Hoe creëren social media bewustwording voor goede doelen?
Samenwerkingspartners voor onderzoeksproject gezocht!
De ‘ALS Ice Bucket Challenge’, de 11stedenzwemtocht van Maarten van der Weijden en de jaarlijkse lampionnenactie van KWF Kankerbestrijding zijn acties en campagnes die bedoeld zijn om bewustwording rondom een urgent probleem of een ziekte te creëren en geld in te zamelen voor onderzoek. Ondanks dat de voorbeelden succesvol zijn, is er sprake van een groot aanbod aan goede doelen en acties. En mensen kunnen hun geld maar één keer uitgeven en goede doelen zijn in die zin dus concurrenten van elkaar. Hoe kunnen goede doelen top of mind worden in het hoofd van mensen zodat ze tijdens een actie of campagne hun geld aan dat doel uitgeven?
De uitdaging voor goede doelen om geefgedrag rondom acties en campagnes te verhogen, is om een relatie aan te gaan met de doelgroep zodat het goede doel bekend en vertrouwd wordt bij het publiek. Dit betekent dat bekendheid en bewustwording van het goede doel en bijbehorend issue als trigger kan werken voor een aansluitende campagne, waardoor de geefbereidheid rondom die campagne groter zal zijn. In de bewustwordingsfase spelen social media een cruciale rol, omdat social media conversaties rondom een probleem mogelijk maken en de bewustwording van het issue verhogen.
Samenwerking gezocht
Aan de Hogeschool Utrecht zijn we gestart met schrijven van een KIEM-onderzoekssubsidie (deadline voor het indienen is december 2020) die zich richt op de rol van social media bij het verhogen van awareness (bewustwording) door het creëren van engagement op social media bij het publiek. Voor deze onderzoeksaanvraag werken we graag samen met goede doelen en bureaus die (social media) content maken voor goede doelen. Het is in deze beginfase van de onderzoeksaanvraag relevant om te weten in hoeverre goede doelen doorlopend bezig zijn met het creëren van bewustwording van hun doel of maatschappelijk issue en hoe ze dat aanpakken. Of, als ze dat niet doen, waarom dat zo is en wat ze dan doen. Ook is het relevant te onderzoeken welke problemen en/of vragen goede doelen op dit gebied ervaren. Wil je een bijdrage leveren aan dit onderzoeksproject, lees dan verder en stuur me een e-mail voor verder contact.
Veranderend geefgedrag
Uit verschillende onderzoeken (onder andere Bekkers, Schuyt & Gouwenberg, 2017; Bekkers, Gouwenberg & Schuyt, 2020) blijkt dat goede doelenorganisaties sinds 2001 te kampen hebben met een afname in het aantal particuliere donateurs. En de coronacrisis maakt de inkomsten van de goede doelen en hun doelbesteding er niet beter op (Goede Doelen Nederland, 2020).
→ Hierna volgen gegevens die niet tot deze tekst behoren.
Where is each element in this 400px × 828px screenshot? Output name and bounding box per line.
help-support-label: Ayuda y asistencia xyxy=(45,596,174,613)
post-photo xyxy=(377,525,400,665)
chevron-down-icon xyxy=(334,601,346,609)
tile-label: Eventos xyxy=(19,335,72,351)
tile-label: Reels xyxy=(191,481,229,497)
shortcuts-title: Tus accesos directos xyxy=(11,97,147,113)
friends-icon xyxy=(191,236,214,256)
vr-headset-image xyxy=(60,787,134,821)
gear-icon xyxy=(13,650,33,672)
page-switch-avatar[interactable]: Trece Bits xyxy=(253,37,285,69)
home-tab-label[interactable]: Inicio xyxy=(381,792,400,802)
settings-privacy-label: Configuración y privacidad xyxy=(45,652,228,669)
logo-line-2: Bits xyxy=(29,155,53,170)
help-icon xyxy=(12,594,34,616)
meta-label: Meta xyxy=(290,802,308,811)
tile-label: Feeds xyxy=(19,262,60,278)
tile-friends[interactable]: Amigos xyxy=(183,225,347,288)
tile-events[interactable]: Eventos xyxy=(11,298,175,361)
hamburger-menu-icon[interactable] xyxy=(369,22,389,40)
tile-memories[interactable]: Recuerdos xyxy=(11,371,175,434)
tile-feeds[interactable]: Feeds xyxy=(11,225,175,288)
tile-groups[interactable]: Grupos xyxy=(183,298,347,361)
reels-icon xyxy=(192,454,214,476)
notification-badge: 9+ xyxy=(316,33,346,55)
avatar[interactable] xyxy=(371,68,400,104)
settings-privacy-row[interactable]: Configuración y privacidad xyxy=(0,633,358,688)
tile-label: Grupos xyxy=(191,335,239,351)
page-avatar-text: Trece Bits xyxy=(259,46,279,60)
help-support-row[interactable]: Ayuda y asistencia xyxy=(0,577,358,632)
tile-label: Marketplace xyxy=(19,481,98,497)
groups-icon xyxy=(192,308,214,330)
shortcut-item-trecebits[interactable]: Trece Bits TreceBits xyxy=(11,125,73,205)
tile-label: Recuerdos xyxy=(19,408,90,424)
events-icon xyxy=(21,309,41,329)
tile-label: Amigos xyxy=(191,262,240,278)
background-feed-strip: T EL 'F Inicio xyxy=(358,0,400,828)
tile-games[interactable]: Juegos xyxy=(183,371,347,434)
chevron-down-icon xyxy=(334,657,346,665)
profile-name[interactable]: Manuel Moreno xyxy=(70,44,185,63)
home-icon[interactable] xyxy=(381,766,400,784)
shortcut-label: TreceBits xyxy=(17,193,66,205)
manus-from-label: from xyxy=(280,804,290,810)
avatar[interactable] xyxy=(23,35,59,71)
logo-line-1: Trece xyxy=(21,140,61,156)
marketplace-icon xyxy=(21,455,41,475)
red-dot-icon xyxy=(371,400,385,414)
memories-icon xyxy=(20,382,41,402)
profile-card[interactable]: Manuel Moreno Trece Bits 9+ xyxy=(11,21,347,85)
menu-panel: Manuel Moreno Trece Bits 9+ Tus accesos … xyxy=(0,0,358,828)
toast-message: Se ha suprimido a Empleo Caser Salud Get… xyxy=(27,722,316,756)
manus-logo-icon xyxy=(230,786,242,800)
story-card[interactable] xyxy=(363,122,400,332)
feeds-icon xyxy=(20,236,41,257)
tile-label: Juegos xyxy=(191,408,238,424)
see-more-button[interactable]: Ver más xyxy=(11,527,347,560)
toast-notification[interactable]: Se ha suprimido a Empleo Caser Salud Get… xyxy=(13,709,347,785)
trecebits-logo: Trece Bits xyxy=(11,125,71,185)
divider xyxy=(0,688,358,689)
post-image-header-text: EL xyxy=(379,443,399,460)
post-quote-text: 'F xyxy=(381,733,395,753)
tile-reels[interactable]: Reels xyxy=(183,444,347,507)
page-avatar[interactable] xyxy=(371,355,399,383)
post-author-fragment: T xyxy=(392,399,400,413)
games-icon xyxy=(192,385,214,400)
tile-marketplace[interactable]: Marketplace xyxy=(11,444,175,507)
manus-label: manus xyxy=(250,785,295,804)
Er zijn verschillende verklaringen voor deze afname in het aantal donateurs, maar het veranderende geefgedrag van mensen lijkt de belangrijkste te zijn. In een artikel in de Volkskrant van Van Uffelen (2019) vertellen goede doelen dat twintigers, dertigers en veertigers minder trouw zijn aan een goed doel; die zijn alleen nog te porren met een flinke sportactie of een andere uitdaging.
Waarnemend directeur Margreet Plug van branchevereniging Goede Doelen Nederland vult hierbij aan: “Voor onze leden is het lastiger om nieuwe donateurs voor langere tijd aan zich te binden. Met name de jongere generatie wil anders betrokken worden en anders verbonden zijn met maatschappelijke doelen”…” Steun aan goede doelen wordt daardoor vluchtiger met eenmalige bijdragen, gerichter aan een concreet project en actiever door zelf te sporten of crowdfunding te organiseren.”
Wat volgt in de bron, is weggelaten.